Todavia, não poderíamos ignorar o ceticismo do consenso de mercado relativamente à sustentabilidade da inflação norte-americana. Os receios deflacionistas que animaram os mercados na última década ainda estão muito presentes apesar do episódio inflacionista que a economia mundial presentemente atravessa. A perspetiva do regresso da inflação para 2,5% no prazo de dois anos é credível, embora não pareça integrar algumas inflexões estruturais potencialmente inflacionistas como o preço da energia, a redução da taxa de poupança por motivos demográficos ou as relocalizações industriais programadas.

A mais curto prazo, embora o abrandamento esperado da economia tenha um efeito mais assinalado na inflação do que o previsto, o alcance do aperto monetário esperado poderá ser revisto em baixa, uma vez que nos parece que a Fed desejará manter uma parte do atraso que teve na matéria, na medida do possível. Poderemos ter uma boa surpresa na frente monetária, mas este não é o nosso cenário de base.

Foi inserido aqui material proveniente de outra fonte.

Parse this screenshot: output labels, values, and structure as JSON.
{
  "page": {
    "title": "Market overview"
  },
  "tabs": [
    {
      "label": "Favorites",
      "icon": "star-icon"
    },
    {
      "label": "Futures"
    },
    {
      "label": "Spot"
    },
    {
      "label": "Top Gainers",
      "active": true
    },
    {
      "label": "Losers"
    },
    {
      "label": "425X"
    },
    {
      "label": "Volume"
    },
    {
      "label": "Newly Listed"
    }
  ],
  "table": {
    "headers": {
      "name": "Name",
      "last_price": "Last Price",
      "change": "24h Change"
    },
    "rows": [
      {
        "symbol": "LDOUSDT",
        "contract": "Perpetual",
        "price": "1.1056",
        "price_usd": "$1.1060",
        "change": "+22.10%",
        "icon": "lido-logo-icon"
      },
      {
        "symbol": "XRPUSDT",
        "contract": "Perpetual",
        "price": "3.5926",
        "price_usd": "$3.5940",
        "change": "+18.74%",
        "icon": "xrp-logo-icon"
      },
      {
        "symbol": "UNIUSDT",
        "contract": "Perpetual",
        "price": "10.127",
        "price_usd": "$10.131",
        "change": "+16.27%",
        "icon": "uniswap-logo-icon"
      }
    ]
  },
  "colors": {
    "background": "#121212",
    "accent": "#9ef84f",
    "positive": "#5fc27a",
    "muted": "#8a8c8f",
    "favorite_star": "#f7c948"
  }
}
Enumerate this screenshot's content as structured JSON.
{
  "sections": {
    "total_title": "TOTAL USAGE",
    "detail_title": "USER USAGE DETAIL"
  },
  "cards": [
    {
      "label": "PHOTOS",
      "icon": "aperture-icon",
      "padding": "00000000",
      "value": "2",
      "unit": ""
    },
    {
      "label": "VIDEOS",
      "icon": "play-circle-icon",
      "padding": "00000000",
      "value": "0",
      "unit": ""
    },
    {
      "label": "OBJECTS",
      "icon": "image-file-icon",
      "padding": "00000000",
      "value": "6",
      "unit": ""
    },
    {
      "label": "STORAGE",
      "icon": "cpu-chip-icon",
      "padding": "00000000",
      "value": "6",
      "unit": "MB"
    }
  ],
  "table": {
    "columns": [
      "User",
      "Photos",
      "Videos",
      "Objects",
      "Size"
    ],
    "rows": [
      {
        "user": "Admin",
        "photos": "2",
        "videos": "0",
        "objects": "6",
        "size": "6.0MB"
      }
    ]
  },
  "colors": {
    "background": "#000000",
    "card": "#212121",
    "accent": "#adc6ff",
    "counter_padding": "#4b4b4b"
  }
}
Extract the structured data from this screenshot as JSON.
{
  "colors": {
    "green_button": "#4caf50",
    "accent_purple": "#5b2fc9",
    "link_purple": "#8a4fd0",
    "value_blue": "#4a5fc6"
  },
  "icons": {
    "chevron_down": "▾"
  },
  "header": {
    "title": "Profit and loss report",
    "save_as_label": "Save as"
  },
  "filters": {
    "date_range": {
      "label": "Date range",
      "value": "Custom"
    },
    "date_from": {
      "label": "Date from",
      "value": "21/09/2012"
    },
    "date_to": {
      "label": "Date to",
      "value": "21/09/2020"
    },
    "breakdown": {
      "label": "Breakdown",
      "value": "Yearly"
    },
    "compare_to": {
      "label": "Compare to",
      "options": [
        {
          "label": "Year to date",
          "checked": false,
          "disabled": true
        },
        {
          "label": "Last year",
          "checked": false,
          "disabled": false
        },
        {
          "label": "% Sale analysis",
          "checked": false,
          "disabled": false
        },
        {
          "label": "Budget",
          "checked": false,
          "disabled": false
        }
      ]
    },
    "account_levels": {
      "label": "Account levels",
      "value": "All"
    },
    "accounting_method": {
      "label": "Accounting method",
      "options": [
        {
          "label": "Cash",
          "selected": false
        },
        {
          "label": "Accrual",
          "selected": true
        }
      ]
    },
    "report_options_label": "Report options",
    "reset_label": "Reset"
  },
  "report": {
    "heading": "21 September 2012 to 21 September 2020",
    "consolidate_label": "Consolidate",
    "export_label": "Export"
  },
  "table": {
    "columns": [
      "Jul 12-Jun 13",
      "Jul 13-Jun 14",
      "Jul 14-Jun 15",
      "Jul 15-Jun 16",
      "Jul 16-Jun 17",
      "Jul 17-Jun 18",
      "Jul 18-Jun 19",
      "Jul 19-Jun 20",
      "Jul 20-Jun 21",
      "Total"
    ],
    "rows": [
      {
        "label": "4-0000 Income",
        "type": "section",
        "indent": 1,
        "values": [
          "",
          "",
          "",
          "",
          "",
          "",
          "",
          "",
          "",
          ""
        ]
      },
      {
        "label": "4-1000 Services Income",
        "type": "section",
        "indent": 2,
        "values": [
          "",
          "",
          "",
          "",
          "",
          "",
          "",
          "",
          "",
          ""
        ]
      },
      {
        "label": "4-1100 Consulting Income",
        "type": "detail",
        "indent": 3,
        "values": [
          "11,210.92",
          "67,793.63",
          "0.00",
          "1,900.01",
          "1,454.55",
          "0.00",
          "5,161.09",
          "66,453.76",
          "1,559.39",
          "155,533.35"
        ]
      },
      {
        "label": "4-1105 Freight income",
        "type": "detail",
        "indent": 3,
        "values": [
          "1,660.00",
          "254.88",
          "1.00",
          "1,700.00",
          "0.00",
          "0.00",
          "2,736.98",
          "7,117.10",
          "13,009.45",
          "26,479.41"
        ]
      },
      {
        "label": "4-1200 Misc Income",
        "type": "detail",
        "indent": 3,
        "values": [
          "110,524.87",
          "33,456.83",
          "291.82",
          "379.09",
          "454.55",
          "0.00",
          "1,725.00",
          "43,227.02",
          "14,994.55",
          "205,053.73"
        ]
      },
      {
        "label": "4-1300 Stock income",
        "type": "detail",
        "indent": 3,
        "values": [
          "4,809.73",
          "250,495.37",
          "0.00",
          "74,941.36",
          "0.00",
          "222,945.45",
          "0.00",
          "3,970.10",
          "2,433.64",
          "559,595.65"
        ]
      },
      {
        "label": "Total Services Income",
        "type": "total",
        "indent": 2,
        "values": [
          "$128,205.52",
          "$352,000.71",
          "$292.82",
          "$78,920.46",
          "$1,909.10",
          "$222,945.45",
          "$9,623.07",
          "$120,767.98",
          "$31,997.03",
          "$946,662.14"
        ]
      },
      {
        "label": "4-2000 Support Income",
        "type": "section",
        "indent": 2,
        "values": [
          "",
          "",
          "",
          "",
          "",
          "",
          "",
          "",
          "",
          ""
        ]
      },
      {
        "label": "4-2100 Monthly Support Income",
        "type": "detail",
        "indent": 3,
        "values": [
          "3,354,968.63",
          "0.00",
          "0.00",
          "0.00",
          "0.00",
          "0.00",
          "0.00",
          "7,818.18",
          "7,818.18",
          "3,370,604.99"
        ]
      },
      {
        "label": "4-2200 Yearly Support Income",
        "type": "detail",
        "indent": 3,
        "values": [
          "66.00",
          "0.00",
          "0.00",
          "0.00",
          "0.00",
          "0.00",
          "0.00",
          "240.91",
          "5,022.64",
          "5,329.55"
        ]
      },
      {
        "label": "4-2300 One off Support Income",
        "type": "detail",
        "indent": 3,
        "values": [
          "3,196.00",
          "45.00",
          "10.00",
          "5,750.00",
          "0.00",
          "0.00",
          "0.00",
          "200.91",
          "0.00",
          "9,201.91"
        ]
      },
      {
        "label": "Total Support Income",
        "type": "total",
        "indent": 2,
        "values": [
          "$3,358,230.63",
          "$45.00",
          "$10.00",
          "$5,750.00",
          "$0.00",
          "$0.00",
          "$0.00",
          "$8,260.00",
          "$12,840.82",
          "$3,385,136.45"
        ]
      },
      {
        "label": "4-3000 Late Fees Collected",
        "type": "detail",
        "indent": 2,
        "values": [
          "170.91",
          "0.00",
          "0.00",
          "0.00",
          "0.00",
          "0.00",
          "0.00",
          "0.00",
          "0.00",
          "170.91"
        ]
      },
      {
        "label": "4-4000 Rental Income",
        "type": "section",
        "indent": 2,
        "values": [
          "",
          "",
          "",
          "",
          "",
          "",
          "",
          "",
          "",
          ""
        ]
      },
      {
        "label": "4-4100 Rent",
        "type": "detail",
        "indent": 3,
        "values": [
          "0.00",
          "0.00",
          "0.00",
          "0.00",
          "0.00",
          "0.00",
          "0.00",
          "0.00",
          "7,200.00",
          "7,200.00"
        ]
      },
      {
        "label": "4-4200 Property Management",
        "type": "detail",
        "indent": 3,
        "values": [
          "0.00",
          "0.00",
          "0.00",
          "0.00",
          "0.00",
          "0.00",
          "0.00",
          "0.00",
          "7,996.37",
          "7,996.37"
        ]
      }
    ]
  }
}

Quanto a Christine Lagarde, que preside aos destinos monetários da Europa, a sua recente mudança radical de postura abre o caminho para um eventual aperto monetário já este ano. Poderemos procurar o teor da "Revelação" que levou à sua recente conversão, tendo em conta que o essencial da inflação europeia tem hoje uma causa externa sobre a qual o BCE não tem qualquer controlo: os preços da energia.

Será que a mesma antecipa negociações salariais vindicativas em todo o Velho Continente que levariam a Europa à dinâmica inflacionista dos EUA, em vigor há quase um ano? O receio parece ser fundado. Desconfiemos dos vulcões há muito adormecidos, mas, primeiro, estejamos atentos à situação norte-americana, que será determinante para a política monetária europeia.

O ano que está a começar promete garantidamente ser volátil, emocionante e cheio de oportunidades. Um desses anos cheios de desafios e reviravoltas, mais alinhado com a nossa vocação de gerente ativo do que aqueles anos monolíticos em que o desempenho é o resultado frustrante de uma decisão banal e única: investir de maneira passiva.

Estratégia de Investimento
Obrigações

O forte movimento altista sobre as taxas de juro desencadeado em meados de dezembro1 manteve-se neste início do ano.

Esta subida inscreve-se na continuidade da dinâmica dos mercados desencadeada há seis meses no contexto de uma perspetiva de normalização generalizada e particularmente rápida das políticas monetárias. Os investidores continuam a prever novas subidas das taxas de juro de curto prazo no rescaldo de estatísticas relativas à inflação que continuam a surpreender, com as previsões do pico da inflação a serem constantemente adiadas, tanto no que se refere à sua intensidade2 como ao momento em que ocorrerá.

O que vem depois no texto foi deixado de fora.